The left in which Red Goddess Joan and Karen Sifakis circulate is an odd environment, one without papers, parties, publications, leaders and their fandoms, or intraleft polemics. The only left thinker alluded to is “Franz” Fanon (his first name, Frantz, routinely misspelled). It’s a red blur inhabited by would-be citizens of societies in the mold of Fidel Castro’s brave little police state. Even in this romantically adventurist realm, there are no Maoists around.

The out-of-left-field rigmarole around Bayard Rustin is not pernicious so much as it is a malfunction of a device the author uses to jazz up the continuity, by giving cameo parts to celebrities of the period—in hopes that certain private activities of theirs, real or imagined, will tend to intrigue the reader. John Wayne was a cross-dresser, Sonny Liston was an enforcer for petty hoodlums, Sal Mineo was a murderer, Burt Lancaster was a closeted bisexual….

Dwight laughed.

“Anything else I should know?

“…Johnnie Ray sucks dick in Ferndale Park…Lana Turner dives dark sisters ca 1954…Liberace’s all-boy cathouse…Scopophile Danny Thomas, nympho Peggy Lee…Muff-diver Sol Hurok…Masochist…James Dean—“The Human Ashtray”…Ava Gardner and Redd Fox. Jean Seberg and half the Black Panthers….”

This sort of thing catches a reader’s attention.
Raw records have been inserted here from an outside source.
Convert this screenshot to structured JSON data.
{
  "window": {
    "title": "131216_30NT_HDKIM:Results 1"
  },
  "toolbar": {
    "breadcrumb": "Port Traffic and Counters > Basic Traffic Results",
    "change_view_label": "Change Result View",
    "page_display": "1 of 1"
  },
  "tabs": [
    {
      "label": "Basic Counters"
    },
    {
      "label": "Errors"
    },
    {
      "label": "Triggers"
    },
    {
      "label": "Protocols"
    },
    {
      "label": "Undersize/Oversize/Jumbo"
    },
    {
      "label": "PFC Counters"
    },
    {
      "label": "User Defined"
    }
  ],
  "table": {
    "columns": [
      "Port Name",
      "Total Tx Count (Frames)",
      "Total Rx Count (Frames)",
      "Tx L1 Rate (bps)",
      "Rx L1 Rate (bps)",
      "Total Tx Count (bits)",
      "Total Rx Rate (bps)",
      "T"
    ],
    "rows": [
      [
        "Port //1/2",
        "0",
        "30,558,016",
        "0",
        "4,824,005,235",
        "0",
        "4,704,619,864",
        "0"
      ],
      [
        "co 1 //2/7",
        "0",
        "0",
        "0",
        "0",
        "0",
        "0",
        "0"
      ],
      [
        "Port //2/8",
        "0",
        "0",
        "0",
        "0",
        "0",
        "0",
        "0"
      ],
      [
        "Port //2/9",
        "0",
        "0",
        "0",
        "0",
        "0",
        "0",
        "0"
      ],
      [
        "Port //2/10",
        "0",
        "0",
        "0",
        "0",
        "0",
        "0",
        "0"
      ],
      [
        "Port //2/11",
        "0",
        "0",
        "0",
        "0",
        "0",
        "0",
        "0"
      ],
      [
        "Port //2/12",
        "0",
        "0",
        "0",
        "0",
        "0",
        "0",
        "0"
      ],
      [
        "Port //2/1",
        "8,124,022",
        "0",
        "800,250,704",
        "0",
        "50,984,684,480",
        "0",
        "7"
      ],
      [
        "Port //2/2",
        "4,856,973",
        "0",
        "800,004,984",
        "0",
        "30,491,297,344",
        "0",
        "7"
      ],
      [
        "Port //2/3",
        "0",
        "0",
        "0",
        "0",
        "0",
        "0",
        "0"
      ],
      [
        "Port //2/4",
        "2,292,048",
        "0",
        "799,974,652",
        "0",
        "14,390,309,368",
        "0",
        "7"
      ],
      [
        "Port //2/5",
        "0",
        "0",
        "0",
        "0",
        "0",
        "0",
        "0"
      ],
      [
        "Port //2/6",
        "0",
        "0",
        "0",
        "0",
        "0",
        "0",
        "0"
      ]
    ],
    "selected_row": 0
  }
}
What Ellroy has done is take on-the-record allegations (stuff from the back files of Confidential magazine and items from sensational postmortem star biographies), tart everything up, and, when it suits the story, invent.

The Underworld USA Trilogy is a gizmo that works to induct the reader into a paranoid fantasy state, a temporary one reinforced powerfully by its points of contact with terrible events whose complete explication has not been fully achieved, at least in the judgment of a great many people. Large percentages of the public believe that the great assassinations of the 1960s were the result of machinations involving unknown groups and individuals. The residual popular skepticism about official history in this area is a resource that has been brilliantly exploited in this work. (Whether James Ellroy is personally attached to any of the reigning conspiracy theories one doesn’t know, and it doesn’t matter.)

I read the trilogy with a distinct, strong, and rather obscure pleasure, asking myself why, as I went along. I thought at first it must be related to why I like the Parker crime novels by Donald Westlake, which also feature an utterly conscienceless but superbly competent professional thief and killer and are also written in a minimalist style—though nothing like as extreme in its minimalism as Ellroy’s novels. I wondered if it must be tonic in some way to slip yourself into the personae of fearless sociopaths and then come out of it. But the Parker novels are short, like spasms, requiring nothing like the commitment that Ellroy demands. And the Parker stories are not concerned with large political questions. Reading Ellroy is not like reading Westlake or anyone else.

The Underground USA Trilogy is a major achievement in high parody. The peak of that achievement is reached in volume two, The Cold Six Thousand, which can fry your brain. There are plenty of secondary pleasures to be had in bumping through the trilogy’s manic rendering of the conspiracy topos, like watching the noir genre pushed way beyond its customary uses. Ellroy, in this huge endeavor, has found the right medium in which to tell the story of our recent time of troubles. That time was tragic, it hurts to think about it, and the toxins produced by the great assassinations are still draining into American life. It’s possible that it takes an obscene, raw, mighty parodic work like the Underground USA Trilogy to bring that time into literature.